Fraudsters are targeting confidential information held by businesses more than money, stock or other physical assets, a security consultancy has reported.
Kroll said that 29% of senior executives surveyed as part of its global fraud and risk report for 2017/18 said their company was defrauded of information in the last year. Slightly fewer respondents said their business had suffered theft of physical assets or stock, it said.
It is the first time since Kroll began reporting on fraud a decade ago that information fraud has been cited as more prevalent than cases of fraud by theft of physical assets or stock, the company said.
The Kroll report set out the results of a summer 2017 survey of 540 senior executives from businesses based around the world that operate in a variety of different sectors.

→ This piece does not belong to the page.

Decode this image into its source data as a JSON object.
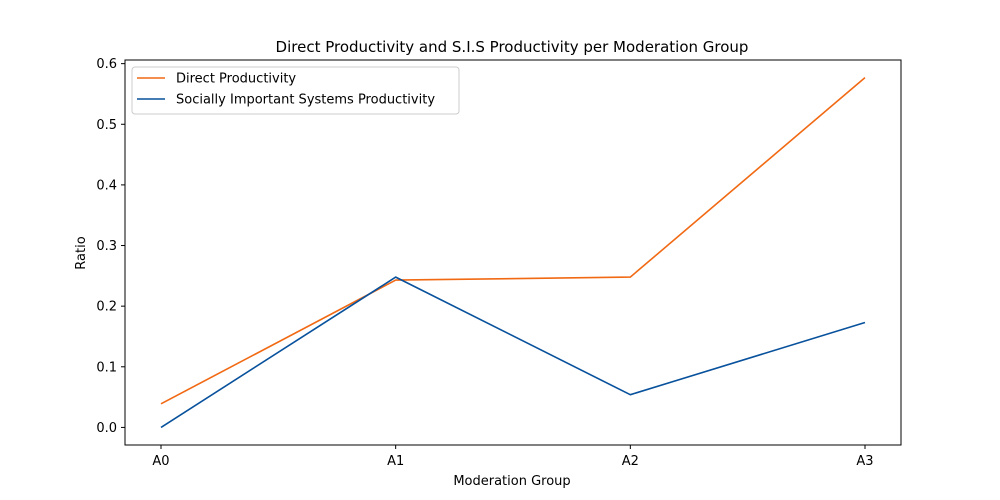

The report highlighted the growing cyber risk to businesses. According to it, 86% of the executives said their company had experienced a cyber incident or the theft, loss of or attack on information in the past 12 months. In addition, 70% of the survey respondents said there had been at least one security incident at their company in the last year.
Overall, 84% of businesses fell victim to at least one instance of fraud in the past year, according to the report.
Many businesses experienced financial and/or reputational damage as a result of fraud, Kroll said. Approximately two-thirds of the senior executives surveyed said their businesses experienced reputational damage where they experienced fraud or a cyber or security incident, while 23% of the respondents said that they believe their company lost at least 7% of revenue as a result of fraud in the past year.
Junior employees, former staff members and suppliers were cited as the most common perpetuators of fraud by survey participants.
Civil fraud and asset recovery expert Alan Sheeley of Pinsent Masons, the law firm behind Out-Law.com, said businesses need to consider their liabilities "at all levels" as a result of the changing nature of fraud.
"It may be obvious to commercial businesses to seek to enforce criminal sanctions against the perpetrators and to protect from future attacks, however, businesses, directors and senior managers must also take account of the potential civil liabilities which may arise against them, following a cyber fraud attack," Sheeley said.
Civil liabilities may arise, for example, from cases of fraud where a hacker steals customer information from company systems, emails those customers with false invoices under the pretence of the company and then collects the money deposited, he said.
"Close examination of any indemnity clause providing for the company to pay losses to the customer as a consequence of a breach of the contract, and any available exclusion clause, may be necessary," Sheeley said.
"It might also be argued that the company had a duty of care to ensure that the invoicing process did not fail, and it breached that duty of care by allowing the company’s system to be hacked. Much, of course will be determined by the facts concerning the nature of the relationship between the parties and the contractual documentation that is in place," he said.
Sheeley said that businesses that fail to keep personal data secure may also face liabilities under data protection laws, and could face further liabilities for breaches of the Supply of Goods and Services Act 1982. In addition, in some cases claims for a breach of directors' duties under the Companies Act 2006 could also be raised, he said.
"Faced with potential civil liability, businesses may wish to consider steps for recovery of the monies from the perpetrators of the fraud," Sheeley said. "The civil remedies available might include the issue of court proceedings against a fraudster in deceit, conspiracy, dishonest assistance, unjust enrichment and knowing receipt. More draconian and immediate measures such as obtaining search and seize orders, and freezing and Norwich Pharmacal orders may also be considered so as to prevent dissipation of assets by the fraudster."
"UK businesses and organisations must improve their ability to deal with cyber fraud attacks and prevention is, of course, central to mitigating the risk. However, when the worst happens, businesses and organisations should defer to an agreed response plan which should include engaging their legal advisors as soon as possible to advise on the potential liabilities they may face, as well as the options available to them to recover monies," he said.